DECLARE @WebLogWithRowID TABLE (UserID INT NOT NULL,
EventDate DATETIME NOT NULL,
RowID BIGINT NOT NULL)

DECLARE @WebLogExitPoint TABLE (UserID INT NOT NULL,
EventDate DATETIME NOT NULL,
RowID BIGINT NOT NULL,
Duration BIGINT NOT NULL,
ExitPointFlag BIT NOT NULL)
--------------------------------------------------------------------
-- Assign Record ID
--------------------------------------------------------------------
INSERT INTO @WebLogWithRowID(UserID, EventDate, RowID)
SELECT UserID, EventDate, ROW_NUMBER() OVER (PARTITION BY UserID ORDER BY EventDate) RowID
FROM WebLog
--------------------------------------------------------------------
-- Determine Duration and ExitPoint
--------------------------------------------------------------------
INSERT INTO @WebLogExitPoint(UserID, EventDate, RowID, Duration, ExitPointFlag)
SELECT a.UserID, a.EventDate, a.RowID,
ISNULL(DATEDIFF(SECOND, a.EventDate, b.EventDate), @SessionTimeOut) AS Duration,
CASE WHEN b.UserID IS NULL THEN 1 -- Last record
WHEN DATEDIFF(SECOND, a.EventDate, b.EventDate) > @SessionTimeOut THEN 1
ELSE 0
END AS ExitPointFlag
FROM @WebLogWithRowID a
LEFT OUTER JOIN @WebLogWithRowID b
ON b.RowID = a.RowID + 1
AND b.UserID = a.UserID

--------------------------------------------------------------------
-- Determine SeqNumber within Session and SessionID
--------------------------------------------------------------------
SELECT a.UserID, a.EventDate, a.RowID,
a.RowID - IsNULL(b.RowID, 0) AS SeqNumber,
a.Duration,
a.ExitPointFlag,
ISNULL(b.RowID, 1) AS SessionID
FROM @WebLogExitPoint a
LEFT OUTER JOIN @WebLogExitPoint b
ON b.RowID = (SELECT MAX(c.RowID)
FROM @WebLogExitPoint c
WHERE c.RowID < a.RowID
AND c.ExitPointFlag = 1 )
AND b.UserID = a.UserID

4 comments:

Dave Burns said...

Great post.
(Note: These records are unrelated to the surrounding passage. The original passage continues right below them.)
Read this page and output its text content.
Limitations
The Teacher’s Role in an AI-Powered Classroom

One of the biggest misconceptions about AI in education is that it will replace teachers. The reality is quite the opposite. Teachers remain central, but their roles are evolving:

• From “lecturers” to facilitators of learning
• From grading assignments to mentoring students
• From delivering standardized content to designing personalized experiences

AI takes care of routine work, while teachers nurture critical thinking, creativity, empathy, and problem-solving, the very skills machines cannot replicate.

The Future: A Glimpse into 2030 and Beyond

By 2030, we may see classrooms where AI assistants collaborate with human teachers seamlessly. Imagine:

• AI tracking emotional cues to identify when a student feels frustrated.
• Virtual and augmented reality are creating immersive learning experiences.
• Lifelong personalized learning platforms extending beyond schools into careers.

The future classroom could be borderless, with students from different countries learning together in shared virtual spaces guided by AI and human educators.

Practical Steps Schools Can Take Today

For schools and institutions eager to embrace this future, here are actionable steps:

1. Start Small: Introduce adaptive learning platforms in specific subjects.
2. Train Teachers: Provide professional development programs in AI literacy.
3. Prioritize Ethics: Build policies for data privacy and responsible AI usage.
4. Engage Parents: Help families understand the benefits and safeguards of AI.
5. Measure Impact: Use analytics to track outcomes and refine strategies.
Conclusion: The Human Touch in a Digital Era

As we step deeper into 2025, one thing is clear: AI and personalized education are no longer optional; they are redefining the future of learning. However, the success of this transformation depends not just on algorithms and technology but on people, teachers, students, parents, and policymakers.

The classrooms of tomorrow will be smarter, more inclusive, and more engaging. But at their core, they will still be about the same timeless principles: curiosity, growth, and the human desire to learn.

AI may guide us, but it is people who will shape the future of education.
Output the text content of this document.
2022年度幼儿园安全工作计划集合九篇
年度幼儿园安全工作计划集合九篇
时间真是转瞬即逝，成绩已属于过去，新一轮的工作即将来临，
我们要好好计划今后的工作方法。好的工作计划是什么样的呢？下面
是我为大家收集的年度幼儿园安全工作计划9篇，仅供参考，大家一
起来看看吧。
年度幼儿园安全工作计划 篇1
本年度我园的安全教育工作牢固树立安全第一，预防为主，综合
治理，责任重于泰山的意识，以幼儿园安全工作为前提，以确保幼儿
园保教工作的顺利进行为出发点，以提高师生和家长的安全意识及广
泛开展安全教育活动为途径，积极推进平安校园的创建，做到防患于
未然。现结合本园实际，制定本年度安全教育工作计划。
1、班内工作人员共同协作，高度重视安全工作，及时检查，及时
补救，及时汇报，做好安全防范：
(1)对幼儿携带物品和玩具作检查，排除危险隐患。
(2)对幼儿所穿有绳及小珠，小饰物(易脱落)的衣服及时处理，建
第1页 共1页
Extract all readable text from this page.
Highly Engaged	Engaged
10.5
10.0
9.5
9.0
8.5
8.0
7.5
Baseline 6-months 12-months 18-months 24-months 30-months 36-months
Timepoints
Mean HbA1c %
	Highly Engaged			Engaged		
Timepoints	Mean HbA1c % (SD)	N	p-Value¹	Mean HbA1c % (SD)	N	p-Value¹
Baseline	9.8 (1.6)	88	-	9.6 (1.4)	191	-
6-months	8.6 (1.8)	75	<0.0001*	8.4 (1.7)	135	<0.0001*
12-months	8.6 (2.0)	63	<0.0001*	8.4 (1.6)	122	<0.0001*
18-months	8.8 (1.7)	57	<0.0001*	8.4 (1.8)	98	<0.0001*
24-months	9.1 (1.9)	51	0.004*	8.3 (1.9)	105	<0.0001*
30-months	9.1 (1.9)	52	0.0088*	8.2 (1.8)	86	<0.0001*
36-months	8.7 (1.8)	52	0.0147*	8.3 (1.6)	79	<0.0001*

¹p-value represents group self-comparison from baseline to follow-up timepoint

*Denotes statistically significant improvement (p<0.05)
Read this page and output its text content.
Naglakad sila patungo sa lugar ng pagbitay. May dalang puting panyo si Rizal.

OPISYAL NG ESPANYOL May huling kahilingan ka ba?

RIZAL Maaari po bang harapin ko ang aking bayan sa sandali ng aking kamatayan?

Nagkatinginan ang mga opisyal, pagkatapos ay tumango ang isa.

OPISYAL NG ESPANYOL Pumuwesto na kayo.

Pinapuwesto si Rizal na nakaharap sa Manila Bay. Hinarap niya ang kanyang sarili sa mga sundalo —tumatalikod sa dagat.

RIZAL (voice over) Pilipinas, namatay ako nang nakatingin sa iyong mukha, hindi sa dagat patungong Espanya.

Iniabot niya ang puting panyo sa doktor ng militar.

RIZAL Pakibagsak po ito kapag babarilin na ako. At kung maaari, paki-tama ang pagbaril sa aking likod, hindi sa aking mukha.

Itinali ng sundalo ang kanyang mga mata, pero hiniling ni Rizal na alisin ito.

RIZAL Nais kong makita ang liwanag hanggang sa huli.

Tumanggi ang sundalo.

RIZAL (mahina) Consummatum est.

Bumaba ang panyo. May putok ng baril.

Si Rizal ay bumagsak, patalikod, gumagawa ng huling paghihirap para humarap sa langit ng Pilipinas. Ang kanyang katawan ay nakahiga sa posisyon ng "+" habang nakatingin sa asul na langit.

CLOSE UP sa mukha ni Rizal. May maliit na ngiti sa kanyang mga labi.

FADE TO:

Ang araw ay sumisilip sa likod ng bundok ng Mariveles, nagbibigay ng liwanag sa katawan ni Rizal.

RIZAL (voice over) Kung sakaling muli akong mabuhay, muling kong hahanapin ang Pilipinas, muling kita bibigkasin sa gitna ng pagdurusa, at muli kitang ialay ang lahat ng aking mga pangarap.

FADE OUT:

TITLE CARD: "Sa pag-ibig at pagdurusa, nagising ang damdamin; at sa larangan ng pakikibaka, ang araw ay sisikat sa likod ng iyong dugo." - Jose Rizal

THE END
I can definitely make use of this technique for my own project. There's one piece missing for me though. My events are loaded from log files generated by my web app. Because of this, I process a log file at a time. Have you thought about how to handle sessions that span log files?

Scott Thornton said...

Yes you will have to merge files for a block of time. Also, if you process files for 3 o'clock and then process more files at 4 o'clock etc... you will need to keep track of floating sessions that are not closed from the previous process effort.

CALOi said...

The last SELECT statement appears to be incomplete. What condition should go into

:
WHERE c.RowID <> _ ?
:

Scott Thornton said...

Some how the post screwed it up. thanks for the feed back. I've now fixed it.